En lo que respecta a los personajes, Virginia Woolf describe a una familia victoriana tradicional que se encuentra de vacaciones en una casa de campo en St. Ives en las Hebrides, cerca de las costas escocesas. Peón Guerrero (2004) señala que la escritora pasó varios años de su niñez con su familia en ese lugar llamado Talland House. En la obra no poseemos más que alusiones al lugar real, típicos de la zona geográfica, como las dunas, el faro, la bahía, la descripción del mar.

En la primera parte conocemos a los primeros personajes. Los señores Ramsay, un matrimonio con ocho hijos de nombres James, Cam, Prue, Nancy, Jasper, Andrew, Mary y Rose. De muchos de ellos sabemos muy poco. En cambio, otros personajes están bien configurados, como Cam y James, quienes acabarían por viajar al faro con su padre diez años después.

No hay que olvidar el personaje principal de Lily Briscoe, la pintora amiga de los Ramsay. Por otro lado, observamos personajes secundarios como Charles Tansley, un estudiante bajo la protección del señor Ramsay; August Carmichael, un filósofo amigo; William Bankes, un botánico viudo que vive en la misma casa de huéspedes que Lily Briscoe; Minta Doyle, una huésped de los Ramsay; Paul Rayley, un joven que coquetea con Minta; la señora McNab, el ama de llaves de los Ramsay; el señor Macalister, el pescador y cuidador del faro que acompaña a los Ramsay en su viaje al faro; entre otros personajes que aparecen a lo largo de la obra (Peón Guerrero, 2004).

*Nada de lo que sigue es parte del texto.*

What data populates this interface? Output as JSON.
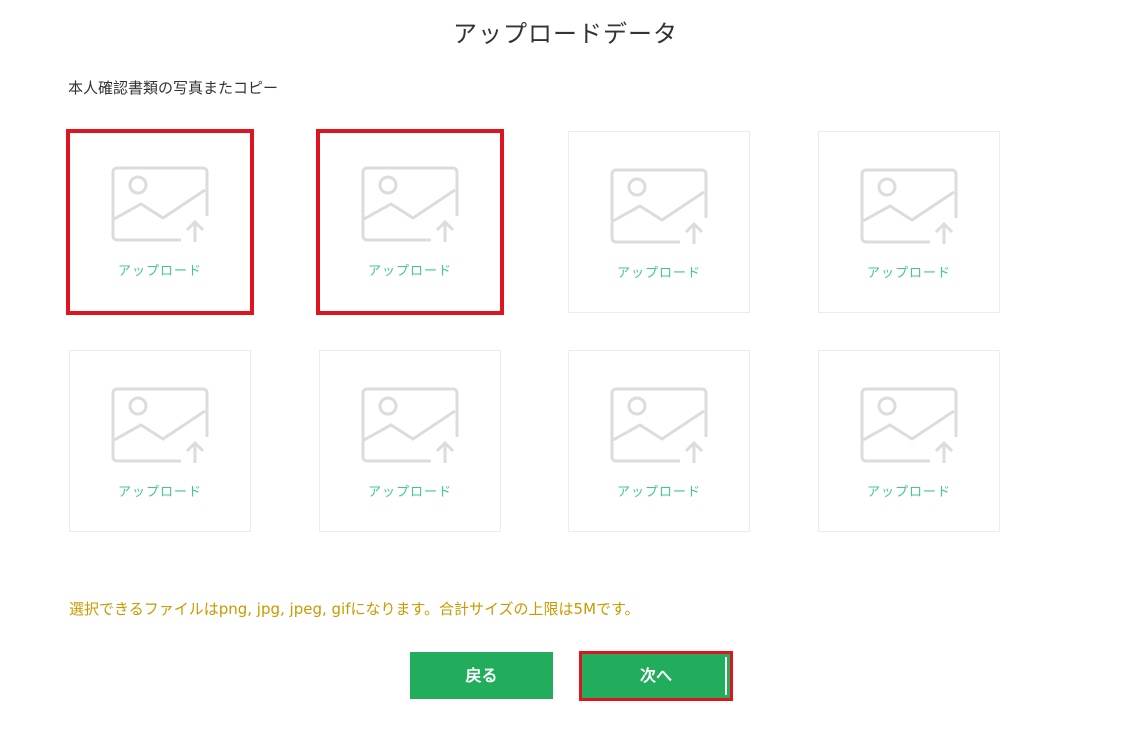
{
  "page": {
    "title": "アップロードデータ"
  },
  "section": {
    "label": "本人確認書類の写真またコピー"
  },
  "upload_tiles": [
    {
      "label": "アップロード",
      "icon": "image-upload-icon",
      "highlighted": true
    },
    {
      "label": "アップロード",
      "icon": "image-upload-icon",
      "highlighted": true
    },
    {
      "label": "アップロード",
      "icon": "image-upload-icon",
      "highlighted": false
    },
    {
      "label": "アップロード",
      "icon": "image-upload-icon",
      "highlighted": false
    },
    {
      "label": "アップロード",
      "icon": "image-upload-icon",
      "highlighted": false
    },
    {
      "label": "アップロード",
      "icon": "image-upload-icon",
      "highlighted": false
    },
    {
      "label": "アップロード",
      "icon": "image-upload-icon",
      "highlighted": false
    },
    {
      "label": "アップロード",
      "icon": "image-upload-icon",
      "highlighted": false
    }
  ],
  "notice": {
    "text": "選択できるファイルはpng, jpg, jpeg, gifになります。合計サイズの上限は5Mです。"
  },
  "buttons": {
    "back_label": "戻る",
    "next_label": "次へ"
  },
  "colors": {
    "accent_green": "#22ad5c",
    "label_green": "#3fc98a",
    "notice_amber": "#c99a00",
    "highlight_red": "#e0141e",
    "icon_gray": "#dcdcdc"
  }
}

El relato empieza con la ilusión de uno de los hijos de los Ramsay, James, de ir al faro. La tensión surge cuando la madre accede, pero el padre se opone por condiciones meteorológicas. La situación aparentemente común esboza una serie de preocupaciones e incertidumbres que desembocan a lo largo de toda la obra. Los eventos o acciones del día solo funcionan como pretextos para desencadenar el fluir psíquico de los personajes. Cabe señalar que la primera parte de la novela abarca un día, irrelevante y sencillo, en la vida de los Ramsay señalando si ir o no ir al faro.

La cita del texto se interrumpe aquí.